Delegations right about minimum wage


Brunswick News Editorial: Delegations right about minimum wage

Posted: Thursday, August 27, 2015 12:00 am

Members of the state delegations of Glynn and Camden counties say they are disinclined to support any movement in Atlanta during the 2016 session of the Georgia General Assembly to raise the minimum wage. Their arguments for not doing so are sound.

To begin with, minimum wage jobs are just that, minimum wage jobs. They are entry level at best and in many cases, the kind of work teenagers or someone wanting to pick up a few extra dollars would do. Most do not require a high level of skill and can be taught and learned rather quickly and easily.

There’s also the point brought out by Rep. Jeff Jones, R-St. Simons Island, a small business owner himself. Raise the minimum wage and business owners would have little recourse but to increase the cost of their products or services.

Take the wage up too much and suddenly customers begin thinning out, forcing the owner into a corner and having to thin out the ranks of employees.

Wage increases should be market-driven and based on skill level, education and attitude.

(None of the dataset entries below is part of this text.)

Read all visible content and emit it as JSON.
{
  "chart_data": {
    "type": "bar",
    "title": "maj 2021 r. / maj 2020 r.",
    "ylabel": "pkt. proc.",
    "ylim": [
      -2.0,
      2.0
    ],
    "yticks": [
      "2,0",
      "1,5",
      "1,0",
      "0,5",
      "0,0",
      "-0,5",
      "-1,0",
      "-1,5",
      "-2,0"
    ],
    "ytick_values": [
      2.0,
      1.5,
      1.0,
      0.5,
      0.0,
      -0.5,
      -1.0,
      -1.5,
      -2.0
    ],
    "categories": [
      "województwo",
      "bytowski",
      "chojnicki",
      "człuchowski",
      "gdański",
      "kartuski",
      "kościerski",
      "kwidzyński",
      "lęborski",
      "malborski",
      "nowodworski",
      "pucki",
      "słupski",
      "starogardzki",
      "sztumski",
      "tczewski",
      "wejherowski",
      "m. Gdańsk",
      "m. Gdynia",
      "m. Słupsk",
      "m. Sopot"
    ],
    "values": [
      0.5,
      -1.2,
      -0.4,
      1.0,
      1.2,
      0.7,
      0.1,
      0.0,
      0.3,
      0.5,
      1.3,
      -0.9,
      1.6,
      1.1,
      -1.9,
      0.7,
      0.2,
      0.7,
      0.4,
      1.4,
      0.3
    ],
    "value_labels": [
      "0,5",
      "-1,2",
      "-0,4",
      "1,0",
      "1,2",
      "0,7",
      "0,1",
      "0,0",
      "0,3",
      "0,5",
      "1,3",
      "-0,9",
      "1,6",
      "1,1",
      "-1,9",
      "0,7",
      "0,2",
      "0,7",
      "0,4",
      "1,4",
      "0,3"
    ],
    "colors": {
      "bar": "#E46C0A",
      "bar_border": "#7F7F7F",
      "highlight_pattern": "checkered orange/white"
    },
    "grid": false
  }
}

When proponents of pumping up the minimum wage speak of fairness, they should ask themselves just how fair is it to pay someone with just the basic of basic skills the same or close to the same as a college graduate, an individual who has studied hard and compiled thousands of dollars of debt for self-improvement.

The moral is, a person who wants to get ahead in this country should not be sitting around waiting for Congress or state legislators to double salaries with the introduction and passage of a new minimum wage law. That only yields more unmotivated, minimum skilled workers.

There are plenty of opportunities to improve one’s net worth in the workforce. In Glynn County, there’s high school, the Golden Isles Career Academy, Coastal Pines Technical College and College of Coastal Georgia — all just minutes away from most residences.

This is the way to go about improving one’s economic condition.

An educated and productive workforce is the proper way to do it and the only way that guarantees a strong community, state and nation.